Ella sacudió la cabeza.

– Agentes. Adelante. Tengo que volver al trabajo.

– Una pregunta más, Muse.

Muse aguardó.

– ¿Por qué me estás enseñando todo esto a pesar de que anoche jugué al abogado-cliente?

– Porque ahora mismo no tengo ningún caso -dijo ella-. Y porque, si se me estuviera pasando algo por alto y esto fuera un asesinato, no me importa a quién se supone que defiendes. Tú querías a Suzze. No dejarías que el asesino escapase.

Bajaron en el ascensor en silencio. Muse salió en la planta baja, y Myron continuó hasta el garaje. Apretó el botón del mando a distancia y escuchó el pitido. Suzze conducía un Mercedes S63 AMG. Lo abrió y se sentó al volante. El perfume de alguna flor silvestre le hizo pensar en Suzze. Abrió la guantera y encontró el registro, la tarjeta del seguro y el manual del coche. Buscó debajo de los asientos sin saber qué. Pistas. Lo único que encontró fue calderilla y dos bolígrafos. Sherlock Holmes sin duda los hubiese utilizado para descubrir con exactitud dónde había ido Suzze, pero Myron no era capaz de hacerlo.

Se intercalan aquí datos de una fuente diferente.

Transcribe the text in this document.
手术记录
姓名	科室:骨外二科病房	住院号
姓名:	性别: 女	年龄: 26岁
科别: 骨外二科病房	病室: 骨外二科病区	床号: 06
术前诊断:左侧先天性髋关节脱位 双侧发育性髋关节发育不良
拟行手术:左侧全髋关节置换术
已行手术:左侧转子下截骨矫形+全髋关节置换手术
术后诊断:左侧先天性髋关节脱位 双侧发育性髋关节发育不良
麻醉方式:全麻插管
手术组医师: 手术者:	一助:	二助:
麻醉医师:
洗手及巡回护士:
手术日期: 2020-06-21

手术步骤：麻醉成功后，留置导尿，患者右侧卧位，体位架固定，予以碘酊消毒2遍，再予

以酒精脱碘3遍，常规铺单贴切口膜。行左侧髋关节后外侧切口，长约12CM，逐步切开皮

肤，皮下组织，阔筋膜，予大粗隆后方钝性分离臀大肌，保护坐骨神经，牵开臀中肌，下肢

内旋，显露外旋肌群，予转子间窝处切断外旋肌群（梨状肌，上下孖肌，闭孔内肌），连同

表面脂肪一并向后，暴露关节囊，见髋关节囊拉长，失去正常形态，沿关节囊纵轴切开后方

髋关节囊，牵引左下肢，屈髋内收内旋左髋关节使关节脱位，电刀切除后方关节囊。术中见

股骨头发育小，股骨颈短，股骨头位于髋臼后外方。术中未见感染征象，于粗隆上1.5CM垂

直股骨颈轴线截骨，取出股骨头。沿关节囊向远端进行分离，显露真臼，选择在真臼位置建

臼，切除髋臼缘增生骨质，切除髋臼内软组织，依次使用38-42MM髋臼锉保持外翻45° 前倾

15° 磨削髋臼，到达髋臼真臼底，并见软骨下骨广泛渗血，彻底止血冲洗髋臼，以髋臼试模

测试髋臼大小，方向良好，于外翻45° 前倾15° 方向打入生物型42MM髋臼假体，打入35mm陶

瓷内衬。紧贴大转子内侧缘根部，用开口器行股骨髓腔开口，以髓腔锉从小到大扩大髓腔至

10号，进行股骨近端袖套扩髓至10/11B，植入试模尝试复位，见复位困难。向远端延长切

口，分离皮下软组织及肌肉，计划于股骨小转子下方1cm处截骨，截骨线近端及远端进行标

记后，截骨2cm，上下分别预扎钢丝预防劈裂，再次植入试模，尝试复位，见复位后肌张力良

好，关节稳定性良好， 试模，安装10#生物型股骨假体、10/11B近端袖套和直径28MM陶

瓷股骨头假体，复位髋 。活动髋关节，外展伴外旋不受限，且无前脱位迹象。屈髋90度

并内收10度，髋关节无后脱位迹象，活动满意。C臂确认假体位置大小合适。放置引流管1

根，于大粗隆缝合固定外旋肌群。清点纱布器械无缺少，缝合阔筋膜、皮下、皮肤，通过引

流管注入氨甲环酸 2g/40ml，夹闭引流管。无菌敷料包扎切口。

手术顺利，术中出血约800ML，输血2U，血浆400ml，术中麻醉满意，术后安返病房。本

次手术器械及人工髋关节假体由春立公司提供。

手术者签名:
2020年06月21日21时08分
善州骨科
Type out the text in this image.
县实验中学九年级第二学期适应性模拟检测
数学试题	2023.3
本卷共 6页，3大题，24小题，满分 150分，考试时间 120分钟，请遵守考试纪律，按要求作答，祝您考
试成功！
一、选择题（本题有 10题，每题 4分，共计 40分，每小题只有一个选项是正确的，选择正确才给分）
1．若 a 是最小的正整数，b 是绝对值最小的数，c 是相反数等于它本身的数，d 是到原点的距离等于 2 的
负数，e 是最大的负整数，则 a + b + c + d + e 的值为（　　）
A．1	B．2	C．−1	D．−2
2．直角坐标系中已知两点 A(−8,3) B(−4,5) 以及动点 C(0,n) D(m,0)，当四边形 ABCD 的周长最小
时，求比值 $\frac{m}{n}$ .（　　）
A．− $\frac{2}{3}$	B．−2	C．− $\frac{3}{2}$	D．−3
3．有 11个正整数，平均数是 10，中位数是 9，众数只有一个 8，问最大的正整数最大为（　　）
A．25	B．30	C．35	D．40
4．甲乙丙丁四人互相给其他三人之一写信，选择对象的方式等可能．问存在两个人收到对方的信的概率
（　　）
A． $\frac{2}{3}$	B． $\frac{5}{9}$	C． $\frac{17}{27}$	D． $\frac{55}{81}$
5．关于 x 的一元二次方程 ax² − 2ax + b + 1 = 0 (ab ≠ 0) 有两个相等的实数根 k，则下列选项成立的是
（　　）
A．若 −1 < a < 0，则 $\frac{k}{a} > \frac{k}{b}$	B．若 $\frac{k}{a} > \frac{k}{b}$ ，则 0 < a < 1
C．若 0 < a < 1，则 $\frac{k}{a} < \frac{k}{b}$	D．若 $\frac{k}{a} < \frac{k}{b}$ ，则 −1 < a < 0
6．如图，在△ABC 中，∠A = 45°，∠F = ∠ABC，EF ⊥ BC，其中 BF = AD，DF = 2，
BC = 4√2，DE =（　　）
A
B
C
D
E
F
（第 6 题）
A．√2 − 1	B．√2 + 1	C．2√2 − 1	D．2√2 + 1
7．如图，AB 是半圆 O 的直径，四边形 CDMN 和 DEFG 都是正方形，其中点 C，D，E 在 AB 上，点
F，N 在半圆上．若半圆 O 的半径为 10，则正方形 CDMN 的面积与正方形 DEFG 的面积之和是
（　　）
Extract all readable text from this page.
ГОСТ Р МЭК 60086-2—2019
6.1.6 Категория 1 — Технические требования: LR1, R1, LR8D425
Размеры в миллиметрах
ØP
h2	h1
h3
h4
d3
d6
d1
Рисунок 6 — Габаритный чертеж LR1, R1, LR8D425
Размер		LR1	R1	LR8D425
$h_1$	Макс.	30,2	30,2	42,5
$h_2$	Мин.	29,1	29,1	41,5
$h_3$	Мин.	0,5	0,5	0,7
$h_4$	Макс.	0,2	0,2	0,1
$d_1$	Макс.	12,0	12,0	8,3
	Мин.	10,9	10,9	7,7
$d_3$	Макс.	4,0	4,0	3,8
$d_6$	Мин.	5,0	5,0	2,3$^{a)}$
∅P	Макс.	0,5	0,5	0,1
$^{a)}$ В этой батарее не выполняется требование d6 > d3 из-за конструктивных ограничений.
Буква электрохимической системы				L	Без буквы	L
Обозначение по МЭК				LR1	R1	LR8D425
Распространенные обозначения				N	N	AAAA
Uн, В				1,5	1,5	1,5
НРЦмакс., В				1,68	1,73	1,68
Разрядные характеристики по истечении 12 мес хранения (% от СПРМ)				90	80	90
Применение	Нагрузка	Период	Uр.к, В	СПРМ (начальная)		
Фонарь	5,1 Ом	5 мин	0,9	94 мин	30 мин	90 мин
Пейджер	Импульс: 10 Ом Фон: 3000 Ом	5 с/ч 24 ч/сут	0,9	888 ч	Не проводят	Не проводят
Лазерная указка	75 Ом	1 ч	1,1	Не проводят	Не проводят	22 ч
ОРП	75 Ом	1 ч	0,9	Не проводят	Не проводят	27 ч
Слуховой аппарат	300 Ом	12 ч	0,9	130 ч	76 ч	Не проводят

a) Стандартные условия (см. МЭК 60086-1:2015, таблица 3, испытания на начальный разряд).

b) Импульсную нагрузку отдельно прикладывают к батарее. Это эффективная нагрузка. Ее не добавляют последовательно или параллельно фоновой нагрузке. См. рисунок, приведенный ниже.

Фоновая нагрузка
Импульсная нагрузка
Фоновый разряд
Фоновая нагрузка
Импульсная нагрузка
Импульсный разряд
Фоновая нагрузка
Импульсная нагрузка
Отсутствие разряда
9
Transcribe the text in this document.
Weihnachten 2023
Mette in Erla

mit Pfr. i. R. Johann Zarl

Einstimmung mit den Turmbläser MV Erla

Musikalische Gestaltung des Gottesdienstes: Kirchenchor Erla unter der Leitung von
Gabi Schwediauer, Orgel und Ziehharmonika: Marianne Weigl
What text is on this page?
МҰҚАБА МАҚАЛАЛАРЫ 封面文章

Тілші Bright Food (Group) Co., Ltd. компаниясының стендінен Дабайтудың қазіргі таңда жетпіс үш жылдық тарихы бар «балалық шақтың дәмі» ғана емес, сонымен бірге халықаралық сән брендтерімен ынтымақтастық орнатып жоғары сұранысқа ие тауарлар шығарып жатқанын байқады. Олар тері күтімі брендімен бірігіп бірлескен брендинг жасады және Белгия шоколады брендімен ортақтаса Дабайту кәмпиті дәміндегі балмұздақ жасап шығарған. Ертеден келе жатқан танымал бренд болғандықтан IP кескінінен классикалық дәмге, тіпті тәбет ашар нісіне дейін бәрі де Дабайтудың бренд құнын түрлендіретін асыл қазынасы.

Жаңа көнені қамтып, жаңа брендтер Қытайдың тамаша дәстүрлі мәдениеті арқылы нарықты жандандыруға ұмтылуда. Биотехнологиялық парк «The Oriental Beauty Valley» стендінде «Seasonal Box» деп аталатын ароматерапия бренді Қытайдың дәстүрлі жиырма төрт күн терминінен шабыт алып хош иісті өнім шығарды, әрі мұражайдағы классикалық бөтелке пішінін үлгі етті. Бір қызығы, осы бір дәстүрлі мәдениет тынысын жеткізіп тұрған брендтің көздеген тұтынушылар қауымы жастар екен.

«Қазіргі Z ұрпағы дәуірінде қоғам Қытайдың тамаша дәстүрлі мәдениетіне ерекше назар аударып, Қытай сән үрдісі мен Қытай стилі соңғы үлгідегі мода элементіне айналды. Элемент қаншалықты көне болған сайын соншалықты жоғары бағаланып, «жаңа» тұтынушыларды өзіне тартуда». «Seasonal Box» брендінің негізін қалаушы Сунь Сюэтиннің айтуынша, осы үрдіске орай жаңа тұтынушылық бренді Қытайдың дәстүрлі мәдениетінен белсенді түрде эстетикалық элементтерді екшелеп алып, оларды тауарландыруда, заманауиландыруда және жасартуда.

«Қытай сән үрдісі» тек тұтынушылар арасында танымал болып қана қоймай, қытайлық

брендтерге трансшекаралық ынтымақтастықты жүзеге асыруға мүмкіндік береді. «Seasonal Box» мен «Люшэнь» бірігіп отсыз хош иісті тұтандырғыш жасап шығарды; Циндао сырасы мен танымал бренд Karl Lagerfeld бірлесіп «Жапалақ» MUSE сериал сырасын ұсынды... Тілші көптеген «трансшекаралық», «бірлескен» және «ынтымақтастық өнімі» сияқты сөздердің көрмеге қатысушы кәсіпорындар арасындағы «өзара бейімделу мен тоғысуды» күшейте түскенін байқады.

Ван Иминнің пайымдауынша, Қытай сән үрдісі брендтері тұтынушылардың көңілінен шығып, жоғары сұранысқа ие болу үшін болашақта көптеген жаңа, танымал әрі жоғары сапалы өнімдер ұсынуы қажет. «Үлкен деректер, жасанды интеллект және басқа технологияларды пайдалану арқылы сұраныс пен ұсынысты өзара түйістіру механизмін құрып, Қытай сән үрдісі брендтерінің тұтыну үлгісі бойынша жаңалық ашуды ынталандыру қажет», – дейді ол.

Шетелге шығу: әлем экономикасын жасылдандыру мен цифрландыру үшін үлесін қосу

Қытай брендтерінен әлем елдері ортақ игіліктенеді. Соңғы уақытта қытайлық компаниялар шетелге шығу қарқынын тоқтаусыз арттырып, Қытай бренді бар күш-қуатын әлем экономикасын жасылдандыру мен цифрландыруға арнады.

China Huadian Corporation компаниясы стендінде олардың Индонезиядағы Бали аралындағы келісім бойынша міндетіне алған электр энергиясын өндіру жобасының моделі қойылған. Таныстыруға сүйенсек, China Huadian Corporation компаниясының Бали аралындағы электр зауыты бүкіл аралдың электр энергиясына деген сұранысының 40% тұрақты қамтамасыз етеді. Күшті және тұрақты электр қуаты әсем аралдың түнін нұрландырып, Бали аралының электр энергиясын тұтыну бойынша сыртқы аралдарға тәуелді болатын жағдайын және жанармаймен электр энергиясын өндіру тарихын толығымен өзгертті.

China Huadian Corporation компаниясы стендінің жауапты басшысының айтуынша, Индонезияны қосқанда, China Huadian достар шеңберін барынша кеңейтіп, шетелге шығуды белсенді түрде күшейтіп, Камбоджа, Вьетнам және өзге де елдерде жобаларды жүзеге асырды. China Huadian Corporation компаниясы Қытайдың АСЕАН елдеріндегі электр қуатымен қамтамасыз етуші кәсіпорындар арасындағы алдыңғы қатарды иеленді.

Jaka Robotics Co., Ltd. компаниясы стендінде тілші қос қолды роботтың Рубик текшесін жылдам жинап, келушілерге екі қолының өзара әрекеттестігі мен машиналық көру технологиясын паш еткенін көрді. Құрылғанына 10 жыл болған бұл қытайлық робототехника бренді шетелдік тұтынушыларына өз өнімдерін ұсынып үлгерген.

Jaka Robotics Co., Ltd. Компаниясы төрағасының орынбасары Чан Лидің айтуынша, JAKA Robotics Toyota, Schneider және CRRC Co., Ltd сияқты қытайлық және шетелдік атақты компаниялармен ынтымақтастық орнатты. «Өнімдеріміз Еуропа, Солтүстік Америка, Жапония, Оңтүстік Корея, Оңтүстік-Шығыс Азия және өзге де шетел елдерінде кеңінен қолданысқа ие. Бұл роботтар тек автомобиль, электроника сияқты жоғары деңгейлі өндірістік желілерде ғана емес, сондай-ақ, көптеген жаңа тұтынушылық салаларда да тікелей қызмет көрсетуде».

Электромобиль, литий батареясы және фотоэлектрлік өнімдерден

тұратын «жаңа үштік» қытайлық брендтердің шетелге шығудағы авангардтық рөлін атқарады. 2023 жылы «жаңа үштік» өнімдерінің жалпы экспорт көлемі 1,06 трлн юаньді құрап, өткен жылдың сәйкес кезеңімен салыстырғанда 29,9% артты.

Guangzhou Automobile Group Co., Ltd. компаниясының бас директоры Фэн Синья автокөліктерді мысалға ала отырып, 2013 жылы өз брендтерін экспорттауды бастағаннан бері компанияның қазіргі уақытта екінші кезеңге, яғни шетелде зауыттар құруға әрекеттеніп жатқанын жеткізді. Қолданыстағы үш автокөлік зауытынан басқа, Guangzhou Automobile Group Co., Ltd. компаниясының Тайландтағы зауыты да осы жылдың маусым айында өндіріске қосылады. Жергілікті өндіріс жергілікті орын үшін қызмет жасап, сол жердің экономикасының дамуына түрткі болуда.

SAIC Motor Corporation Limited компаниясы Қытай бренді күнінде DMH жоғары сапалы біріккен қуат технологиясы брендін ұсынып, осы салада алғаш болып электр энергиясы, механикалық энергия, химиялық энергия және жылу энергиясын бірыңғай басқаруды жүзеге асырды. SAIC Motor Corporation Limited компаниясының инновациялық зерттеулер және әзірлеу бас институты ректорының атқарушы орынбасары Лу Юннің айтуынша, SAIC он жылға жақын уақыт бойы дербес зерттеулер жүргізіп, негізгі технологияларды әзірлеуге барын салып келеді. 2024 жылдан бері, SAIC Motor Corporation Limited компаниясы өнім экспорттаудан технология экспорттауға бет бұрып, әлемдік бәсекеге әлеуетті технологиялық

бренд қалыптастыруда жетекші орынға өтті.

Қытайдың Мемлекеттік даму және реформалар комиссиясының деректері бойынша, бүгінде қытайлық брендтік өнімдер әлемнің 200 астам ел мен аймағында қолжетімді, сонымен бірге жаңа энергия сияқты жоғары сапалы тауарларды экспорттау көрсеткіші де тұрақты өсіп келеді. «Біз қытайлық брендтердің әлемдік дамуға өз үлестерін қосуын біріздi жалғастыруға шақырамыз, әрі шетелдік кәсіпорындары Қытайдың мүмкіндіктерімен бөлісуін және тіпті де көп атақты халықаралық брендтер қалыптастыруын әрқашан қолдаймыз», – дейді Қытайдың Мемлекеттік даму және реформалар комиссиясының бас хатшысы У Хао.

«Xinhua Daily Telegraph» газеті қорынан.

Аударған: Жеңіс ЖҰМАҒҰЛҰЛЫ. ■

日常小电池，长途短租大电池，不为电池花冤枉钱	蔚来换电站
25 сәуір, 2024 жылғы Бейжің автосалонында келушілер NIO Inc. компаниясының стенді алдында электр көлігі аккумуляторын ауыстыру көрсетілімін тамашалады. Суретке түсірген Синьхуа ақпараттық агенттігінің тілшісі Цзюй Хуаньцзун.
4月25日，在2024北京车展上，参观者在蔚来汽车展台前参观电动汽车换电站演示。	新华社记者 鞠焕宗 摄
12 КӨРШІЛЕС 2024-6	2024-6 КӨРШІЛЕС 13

Puso en marcha el coche y miró el GPS en el salpicadero. Pinchó en «anteriores destinos» y vio una lista de los lugares que Suzze había pinchado en busca de direcciones. Que te zurzan, Sherlock Holmes. Su más reciente destino era Kasselton, Nueva Jersey. Para llegar allí tenía que ir por la Garden State Parkway, más allá de la salida 146, según los registros del peaje.

La penúltima entrada correspondía a una intersección en Edison, Nueva Jersey. Myron sacó la Blackberry y comenzó a teclear las direcciones de la lista. Cuando acabó se las envió por e-mail a Esperanza. Ella podía buscarlas en Internet y deducir si alguna de ellas era importante. No había fechas junto a las entradas; por lo que Myron sabía, Suzze bien podía haber visitado esos lugares hacía meses y no haber vuelto a utilizar el GPS.

Sin embargo, todas las señales indicaban que Suzze había visitado Kasselton hacía poco, quizás incluso el día de su muerte. Valdría la pena hacer una visita rápida.